The twin brother of a former US Marine who is being held in Russia on an apparent espionage charge has urged the British Government to “keep an eye on him”.
Paul Whelan, who has UK citizenship, was arrested in Moscow last week and his family now fear the 48-year-old could be kept in jail for up to two years.
Mr Whelan’s detention prompted Foreign Secretary Jeremy Hunt to warn the Kremlin not to use Britons as diplomatic pawns following speculation that he could be used to barter for the release of a Russian citizen jailed in the US.
Speaking to the Press Association from Newmarket, Ontario, Mr Whelan’s twin brother David said: “In the short-term the thing we would appreciate most from the UK Government and are certain that it’s going to happen – we’re not questioning any will on their part after Mr Hunt’s statement – is that they will keep an eye on Paul and assist the US and the other two countries to maintain him in good health until we can get him home.”
Paul Whelan has British citizenship through his parents, but is also a citizen of Ireland, Canada and the US.
The former serviceman is the subject of an investigation by the Russian Federal Security Service (FSB) over espionage charges, which carry punishment of up to 20 years in jail, according to the Kremlin-backed Tass news agency.
His brother said: “I don’t think anybody has rose-coloured glasses about this.
“We’ve heard a variety of timelines and I think we’re all looking at months for certain and perhaps even a couple of years, and we’re not thinking it’s necessarily going to be a short-term stay, but we are certainly hoping it will be as short as possible.”
Mr Whelan’s arrest comes after Russian national Maria Butina pleaded guilty to conspiracy charges in the US last month, admitting to conspiring to infiltrate the US gun rights movement to collect intelligence on conservative political groups as Donald Trump rose to power.

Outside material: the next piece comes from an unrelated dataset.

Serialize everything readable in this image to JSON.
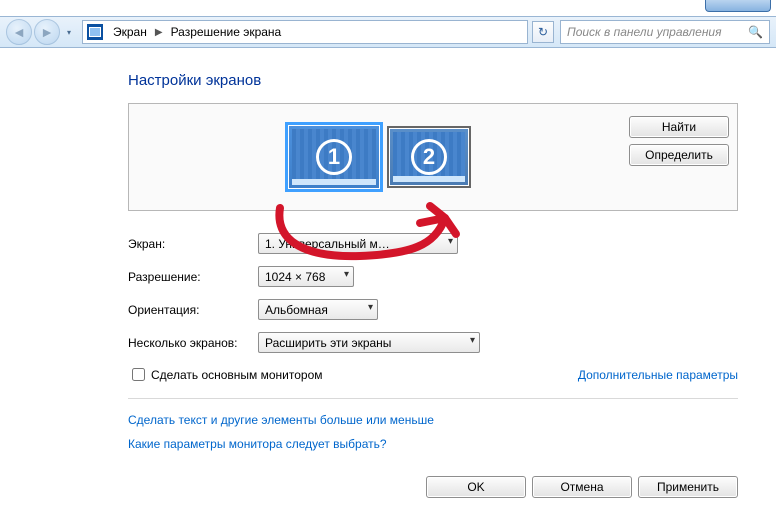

But Russia’s deputy foreign minister Sergei Ryabkov has been quoted as saying there is “no connection” between the cases.
David Whelan said his brother’s arrest appeared to be “very arbitrary” and there was nothing to indicate he was a spy.
“I realise that there are geopolitical aspects to this that we can’t really know about; what’s happening at that level,” he said. “(But) it really does feel like wrong person wrong time which doesn’t help anybody.
“Our family is tending to focus on getting him out anything we can do to make his stay as least-awful as possible and not worry so much about the rationale for what caused it.”
The ex-serviceman was in Moscow to help plan a fellow former Marine’s wedding and had visited Russia on three previous occasions, his brother said.